How do I utilize a named instance within the ObjectFactory.Initialize call for StructureMap?

I am trying to do the following bootstrapping:
x.For(Of IErrorLogger).Use(Of ErrorLogger.SQLErrorLogger)().
Ctor(Of IErrorLogger)("backupErrorLogger").Is(ObjectFactory.GetNamedInstance(Of IErrorLogger)("Disk"))
x.For(Of IErrorLogger).Add(
Function()
Return New ErrorLogger.DiskErrorLogger(
CreateErrorFileName(ServerMapPath(GetAppSetting("ErrorLogFolder"))))
End Function).Named("Disk")
But it shows this error:
StructureMap Exception Code: 200
Could not find an Instance named "Disk" for PluginType Logging.IErrorLogger
I sort of understand why this is happening.. the question is, how do I utilize a named instance within the registry? Maybe something like lazy initialization for the ctor argument for the SQLErrorLogger? I am not sure how to make it happen.
Thanks in advance for any help you can provide.
I found the correct way to do it in the latest version (2.6.1) of StructureMap:
x.For(Of IErrorLogger).Use(Of ErrorLogger.SQLErrorLogger)().
Ctor(Of IErrorLogger)("backupErrorLogger").Is(
Function(c) c.ConstructedBy(Function() ObjectFactory.GetNamedInstance(Of IErrorLogger)("Disk"))
)
x.For(Of IErrorLogger).Add(Function() _
New ErrorLogger.DiskErrorLogger(
CreateErrorFileName(ServerMapPath(GetAppSetting("ErrorLogFolder"))))
).Named("Disk")
Notice for the Is method of Ctor, we need to provide a func(IContext), and use the IContext.ConstructedBy(Func()) to call ObjectFactory.Get... to successfully register the IErrorLogger in this case.
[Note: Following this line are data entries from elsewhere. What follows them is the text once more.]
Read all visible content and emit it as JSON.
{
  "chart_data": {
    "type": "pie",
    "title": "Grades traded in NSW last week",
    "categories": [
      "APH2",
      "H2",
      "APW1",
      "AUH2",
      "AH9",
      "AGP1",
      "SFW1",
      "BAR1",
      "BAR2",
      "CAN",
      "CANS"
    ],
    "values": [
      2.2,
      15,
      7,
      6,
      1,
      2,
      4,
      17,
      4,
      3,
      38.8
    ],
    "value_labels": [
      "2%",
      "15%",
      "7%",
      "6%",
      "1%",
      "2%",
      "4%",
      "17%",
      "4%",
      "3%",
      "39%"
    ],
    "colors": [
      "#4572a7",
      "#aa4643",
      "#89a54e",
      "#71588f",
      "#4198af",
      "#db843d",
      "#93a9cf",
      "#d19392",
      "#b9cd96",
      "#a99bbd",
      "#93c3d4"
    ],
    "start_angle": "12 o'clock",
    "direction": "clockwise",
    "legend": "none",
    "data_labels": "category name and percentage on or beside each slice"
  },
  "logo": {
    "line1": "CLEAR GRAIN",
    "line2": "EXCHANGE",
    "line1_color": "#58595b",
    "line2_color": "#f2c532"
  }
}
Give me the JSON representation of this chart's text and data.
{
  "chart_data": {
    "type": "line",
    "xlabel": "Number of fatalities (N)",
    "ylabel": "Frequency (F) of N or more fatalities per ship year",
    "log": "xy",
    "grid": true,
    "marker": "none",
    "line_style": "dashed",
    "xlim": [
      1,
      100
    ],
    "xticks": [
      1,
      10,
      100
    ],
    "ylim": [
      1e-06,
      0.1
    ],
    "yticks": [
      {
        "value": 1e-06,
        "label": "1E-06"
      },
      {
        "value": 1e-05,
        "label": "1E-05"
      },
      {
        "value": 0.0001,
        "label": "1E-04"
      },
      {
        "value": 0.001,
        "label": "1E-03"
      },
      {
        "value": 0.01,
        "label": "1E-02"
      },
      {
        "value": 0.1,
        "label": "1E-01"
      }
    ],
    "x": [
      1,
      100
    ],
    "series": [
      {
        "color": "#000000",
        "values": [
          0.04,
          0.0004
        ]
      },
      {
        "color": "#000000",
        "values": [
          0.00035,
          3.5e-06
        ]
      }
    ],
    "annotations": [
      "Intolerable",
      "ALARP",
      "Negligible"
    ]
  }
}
This is the only way to do it as far as I know. The other Icontext methods such as IsThis and Instance will only work with already registered type.
Your problem is that you are trying to access the Container before it's configured. In order to make structuremap evaluate the object resolution after the configuration you need to provide a lambda to the Is function. The lambda will be evaluated when trying to resolve the type registered.
x.[For](Of ILogger)().Add(Of SqlLogger)().Ctor(Of ILogger)("backupErrorLogger")_
.[Is](Function(context) context.GetInstance(Of ILogger)("Disk"))
x.[For](Of ILogger)().Add(Of DiskLogger)().Ctor(Of String)("errorFileName")_
.[Is](CreateErrorFileName(ServerMapPath(GetAppSetting("ErrorLogFolder"))))_
.Named("Disk")
Disclaimer: I'm not completely up-to-date with the lambda syntax in VB.NET, but I hope I got it right.
Edit:
The working C# version of this I tried myself before posting was this:
ObjectFactory.Initialize(i =>
{
i.For<ILogger>().Add<SqlLogger>()
.Ctor<ILogger>("backup").Is(
c => c.GetInstance<ILogger>("disk"))
.Named("sql");
i.For<ILogger>().Add<DiskLogger>().Named("disk");
});
var logger = ObjectFactory.GetNamedInstance<ILogger>("sql");